13 December 2007

A surprise!

I've been meeting a lot of new people because of our adoption. Everyone has a friend who's adopted or thinking about adopting. More interesting still has been the friends of friends that are Ethiopian.

I've recently met two wonderful Ethiopian women. Both were so incredibly friendly and gracious. One treated me like a saint! The other told me a most marvelous piece of information. I ask her if she by chance knew the meaning of our son's name Denekew. And she told me it means a kind of surprise.

03 December 2007

Confidential Information

I just wanted to write a post to answer a lot of questions we are getting.

Information about our son's birth, relinquishment and birth parents is confidential. I know these questions are just stemming out of curiosity. (I too found myself curious and biting my tongue when recently talking with someone who is adopting locally.)

I think adoption "etiquette" has changed in the last 20 years.
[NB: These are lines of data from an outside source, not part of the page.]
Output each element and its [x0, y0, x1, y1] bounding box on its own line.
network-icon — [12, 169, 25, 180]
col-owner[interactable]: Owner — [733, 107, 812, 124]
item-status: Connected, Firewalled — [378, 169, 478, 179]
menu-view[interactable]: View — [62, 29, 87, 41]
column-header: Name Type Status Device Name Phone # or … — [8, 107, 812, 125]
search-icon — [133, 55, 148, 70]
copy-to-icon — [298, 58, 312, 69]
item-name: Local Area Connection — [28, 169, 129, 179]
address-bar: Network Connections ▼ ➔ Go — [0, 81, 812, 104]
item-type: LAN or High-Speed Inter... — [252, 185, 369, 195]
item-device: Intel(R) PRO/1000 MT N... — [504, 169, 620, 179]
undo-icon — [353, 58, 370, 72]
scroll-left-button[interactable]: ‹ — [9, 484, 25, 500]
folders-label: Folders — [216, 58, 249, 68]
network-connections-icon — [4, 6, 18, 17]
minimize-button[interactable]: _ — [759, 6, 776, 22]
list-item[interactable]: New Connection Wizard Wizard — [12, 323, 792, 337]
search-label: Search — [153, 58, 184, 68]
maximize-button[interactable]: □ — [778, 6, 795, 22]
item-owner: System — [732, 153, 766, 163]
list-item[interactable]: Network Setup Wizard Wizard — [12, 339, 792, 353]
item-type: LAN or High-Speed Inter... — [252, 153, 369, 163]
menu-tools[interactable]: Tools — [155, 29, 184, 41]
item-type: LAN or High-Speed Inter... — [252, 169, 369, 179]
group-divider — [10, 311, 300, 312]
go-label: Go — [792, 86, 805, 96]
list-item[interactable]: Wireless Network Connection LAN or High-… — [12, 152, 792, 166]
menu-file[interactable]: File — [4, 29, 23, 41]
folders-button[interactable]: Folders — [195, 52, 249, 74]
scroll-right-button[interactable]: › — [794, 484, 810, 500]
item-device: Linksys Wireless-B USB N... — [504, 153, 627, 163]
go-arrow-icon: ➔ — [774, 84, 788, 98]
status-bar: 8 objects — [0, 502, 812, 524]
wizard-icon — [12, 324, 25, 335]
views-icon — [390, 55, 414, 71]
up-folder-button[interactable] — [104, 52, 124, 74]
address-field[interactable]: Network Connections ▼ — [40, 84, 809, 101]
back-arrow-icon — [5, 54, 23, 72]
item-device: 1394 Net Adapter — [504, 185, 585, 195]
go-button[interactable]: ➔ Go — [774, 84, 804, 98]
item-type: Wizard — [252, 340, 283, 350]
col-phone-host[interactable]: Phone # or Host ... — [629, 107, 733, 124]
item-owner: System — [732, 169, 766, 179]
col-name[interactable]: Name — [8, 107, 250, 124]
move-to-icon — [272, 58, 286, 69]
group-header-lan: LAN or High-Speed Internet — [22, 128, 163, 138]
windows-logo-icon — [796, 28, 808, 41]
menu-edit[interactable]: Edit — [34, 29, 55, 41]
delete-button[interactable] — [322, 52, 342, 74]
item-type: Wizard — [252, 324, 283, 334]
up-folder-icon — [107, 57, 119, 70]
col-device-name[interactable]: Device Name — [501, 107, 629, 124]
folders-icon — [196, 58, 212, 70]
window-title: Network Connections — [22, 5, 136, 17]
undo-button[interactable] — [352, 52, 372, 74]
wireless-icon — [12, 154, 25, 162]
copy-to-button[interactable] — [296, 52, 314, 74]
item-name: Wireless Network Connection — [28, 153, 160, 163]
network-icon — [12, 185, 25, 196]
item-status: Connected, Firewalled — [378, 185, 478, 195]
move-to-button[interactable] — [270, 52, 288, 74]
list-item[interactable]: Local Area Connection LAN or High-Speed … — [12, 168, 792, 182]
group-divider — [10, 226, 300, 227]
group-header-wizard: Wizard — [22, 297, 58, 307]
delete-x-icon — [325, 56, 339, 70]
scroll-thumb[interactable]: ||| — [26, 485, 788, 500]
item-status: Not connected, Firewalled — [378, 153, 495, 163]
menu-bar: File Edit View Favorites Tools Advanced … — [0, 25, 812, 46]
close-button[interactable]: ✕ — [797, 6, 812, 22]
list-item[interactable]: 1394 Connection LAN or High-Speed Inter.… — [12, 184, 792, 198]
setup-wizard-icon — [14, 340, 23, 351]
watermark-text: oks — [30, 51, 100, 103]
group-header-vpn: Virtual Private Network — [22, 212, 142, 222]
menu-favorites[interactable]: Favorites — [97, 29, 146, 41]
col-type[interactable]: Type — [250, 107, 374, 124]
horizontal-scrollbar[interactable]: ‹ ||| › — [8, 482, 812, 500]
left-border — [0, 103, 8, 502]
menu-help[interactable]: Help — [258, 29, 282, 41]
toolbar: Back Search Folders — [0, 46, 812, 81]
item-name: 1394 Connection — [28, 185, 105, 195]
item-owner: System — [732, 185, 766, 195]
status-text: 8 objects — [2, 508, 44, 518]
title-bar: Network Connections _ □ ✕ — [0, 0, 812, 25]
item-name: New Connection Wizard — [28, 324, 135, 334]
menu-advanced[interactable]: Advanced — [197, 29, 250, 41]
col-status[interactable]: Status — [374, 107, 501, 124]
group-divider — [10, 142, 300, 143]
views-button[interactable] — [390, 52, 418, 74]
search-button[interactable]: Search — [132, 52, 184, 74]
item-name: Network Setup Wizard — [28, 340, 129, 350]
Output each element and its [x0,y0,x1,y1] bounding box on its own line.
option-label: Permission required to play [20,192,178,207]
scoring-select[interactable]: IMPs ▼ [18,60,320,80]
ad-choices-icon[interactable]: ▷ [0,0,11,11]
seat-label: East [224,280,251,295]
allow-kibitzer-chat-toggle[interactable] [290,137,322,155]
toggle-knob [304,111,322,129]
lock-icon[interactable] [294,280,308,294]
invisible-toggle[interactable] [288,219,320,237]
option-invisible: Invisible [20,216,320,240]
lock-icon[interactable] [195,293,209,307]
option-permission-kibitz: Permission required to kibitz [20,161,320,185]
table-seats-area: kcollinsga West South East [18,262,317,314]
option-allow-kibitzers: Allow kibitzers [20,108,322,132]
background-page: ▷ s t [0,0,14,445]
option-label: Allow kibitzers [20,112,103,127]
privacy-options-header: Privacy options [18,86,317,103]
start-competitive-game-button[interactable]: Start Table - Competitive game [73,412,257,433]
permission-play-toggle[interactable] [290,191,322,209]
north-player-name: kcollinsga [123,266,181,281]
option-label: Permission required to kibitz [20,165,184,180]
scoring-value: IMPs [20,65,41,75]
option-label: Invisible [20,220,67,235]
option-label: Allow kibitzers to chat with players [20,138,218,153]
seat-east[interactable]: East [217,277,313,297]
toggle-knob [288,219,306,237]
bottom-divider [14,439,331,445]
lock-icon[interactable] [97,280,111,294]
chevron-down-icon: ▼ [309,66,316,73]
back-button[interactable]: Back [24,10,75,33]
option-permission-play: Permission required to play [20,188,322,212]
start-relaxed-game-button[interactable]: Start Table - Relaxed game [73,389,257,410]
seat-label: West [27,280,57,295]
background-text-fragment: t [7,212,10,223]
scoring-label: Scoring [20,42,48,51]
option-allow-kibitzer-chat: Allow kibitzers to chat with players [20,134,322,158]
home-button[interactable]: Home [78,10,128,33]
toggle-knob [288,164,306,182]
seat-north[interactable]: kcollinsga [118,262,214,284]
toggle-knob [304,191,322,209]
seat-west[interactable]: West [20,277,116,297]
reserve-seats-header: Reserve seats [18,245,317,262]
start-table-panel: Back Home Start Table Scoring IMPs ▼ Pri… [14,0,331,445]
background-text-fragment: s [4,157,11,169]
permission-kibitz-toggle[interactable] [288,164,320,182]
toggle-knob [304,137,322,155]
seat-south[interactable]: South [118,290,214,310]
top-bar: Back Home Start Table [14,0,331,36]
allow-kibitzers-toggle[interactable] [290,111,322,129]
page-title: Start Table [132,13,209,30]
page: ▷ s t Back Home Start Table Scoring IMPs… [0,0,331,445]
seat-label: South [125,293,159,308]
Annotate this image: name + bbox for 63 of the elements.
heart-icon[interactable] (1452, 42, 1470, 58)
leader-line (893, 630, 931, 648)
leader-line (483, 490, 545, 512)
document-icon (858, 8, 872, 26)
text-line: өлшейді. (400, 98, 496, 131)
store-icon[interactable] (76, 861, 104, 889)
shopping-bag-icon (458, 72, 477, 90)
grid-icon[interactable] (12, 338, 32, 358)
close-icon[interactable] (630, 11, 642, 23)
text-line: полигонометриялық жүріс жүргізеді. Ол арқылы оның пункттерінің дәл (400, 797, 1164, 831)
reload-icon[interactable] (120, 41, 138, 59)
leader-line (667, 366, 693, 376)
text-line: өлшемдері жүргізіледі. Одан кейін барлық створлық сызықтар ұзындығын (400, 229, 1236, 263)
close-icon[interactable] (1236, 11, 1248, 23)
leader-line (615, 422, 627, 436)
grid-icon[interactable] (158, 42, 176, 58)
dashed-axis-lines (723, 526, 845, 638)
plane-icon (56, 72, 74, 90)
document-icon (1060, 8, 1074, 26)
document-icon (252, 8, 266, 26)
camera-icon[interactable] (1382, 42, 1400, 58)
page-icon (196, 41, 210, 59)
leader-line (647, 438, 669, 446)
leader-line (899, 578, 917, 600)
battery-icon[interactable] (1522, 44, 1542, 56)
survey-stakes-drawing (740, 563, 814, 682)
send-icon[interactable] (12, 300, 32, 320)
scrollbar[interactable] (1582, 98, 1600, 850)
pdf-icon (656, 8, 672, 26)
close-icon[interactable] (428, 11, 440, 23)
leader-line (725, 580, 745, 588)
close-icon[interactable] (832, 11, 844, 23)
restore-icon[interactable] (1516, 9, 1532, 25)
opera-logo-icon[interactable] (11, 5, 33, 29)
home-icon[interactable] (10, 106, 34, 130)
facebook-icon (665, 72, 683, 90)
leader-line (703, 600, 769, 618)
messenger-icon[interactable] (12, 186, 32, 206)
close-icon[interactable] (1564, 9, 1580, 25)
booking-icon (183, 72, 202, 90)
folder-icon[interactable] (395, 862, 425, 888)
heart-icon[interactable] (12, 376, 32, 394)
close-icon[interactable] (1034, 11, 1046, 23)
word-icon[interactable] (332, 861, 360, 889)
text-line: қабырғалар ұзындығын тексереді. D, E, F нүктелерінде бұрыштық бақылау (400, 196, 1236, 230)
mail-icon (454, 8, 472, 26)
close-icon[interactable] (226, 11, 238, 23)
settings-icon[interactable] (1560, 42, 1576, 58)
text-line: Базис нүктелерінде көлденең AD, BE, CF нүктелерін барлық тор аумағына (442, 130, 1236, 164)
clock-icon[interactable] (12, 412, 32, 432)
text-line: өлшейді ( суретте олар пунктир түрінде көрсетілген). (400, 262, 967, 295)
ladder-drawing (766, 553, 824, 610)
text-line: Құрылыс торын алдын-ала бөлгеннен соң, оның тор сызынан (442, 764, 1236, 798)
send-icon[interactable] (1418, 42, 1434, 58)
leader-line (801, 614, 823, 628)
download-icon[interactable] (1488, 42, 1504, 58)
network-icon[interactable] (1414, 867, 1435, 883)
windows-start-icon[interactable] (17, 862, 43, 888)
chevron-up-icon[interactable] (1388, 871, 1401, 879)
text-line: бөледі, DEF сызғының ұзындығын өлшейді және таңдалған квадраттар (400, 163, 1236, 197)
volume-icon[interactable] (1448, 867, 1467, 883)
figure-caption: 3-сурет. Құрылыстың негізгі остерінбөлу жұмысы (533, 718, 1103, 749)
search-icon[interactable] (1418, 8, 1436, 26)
Now it is highly recommended to tell your child of their adoption from a very young age and never stop telling them. It is not a one time talk. Children should not remember a time they were first told they were adopted (however, they may have a memory of first understanding what that means).

Also important information about their birth, relinquishment, and birth parents needs to be information that is kept confidential and told to them first. They should not be learning that information from other people: friends, family or neighbors. They don't need to feel as though "everyone was told about me, except me." This information will be given at age appropriate times, so it can be understood and dealt with. Then that information is theirs to share or not share with whom they feel appropriate.

I thank you for your respect in this subject.

Adoption Vocabulary

I would like to educate on some adoption vocabulary. Caleb and I didn't know most of these terms and their purpose before this adoption journey and thought many of you might not either. These terms are used to keep adopted children from feeling like second class members of a family. When we are asked awkward questions our first purpose in answering is not to inform the questioner but to answer what our child needs to hear. I hope you find this informative and helpful.

Q. Is he your real son?
A. Yes, he is our REAL son and we are our adopted child's REAL parents.
Our son's birth parents are called BIRTH PARENTS or BIOLOGICAL PARENTS, also some people refer to a birth mother as a TUMMY MOMMY.

Q. Are they real siblings?
A. Although Ocean & Jaguar won't be biological siblings to Denekew they will be REAL SIBLINGS.

Q. Are you going to have any more kids of your own?
A. All our kids are OUR OWN. We may adopt again, but we don't plan to have any more BIOLOGICAL children.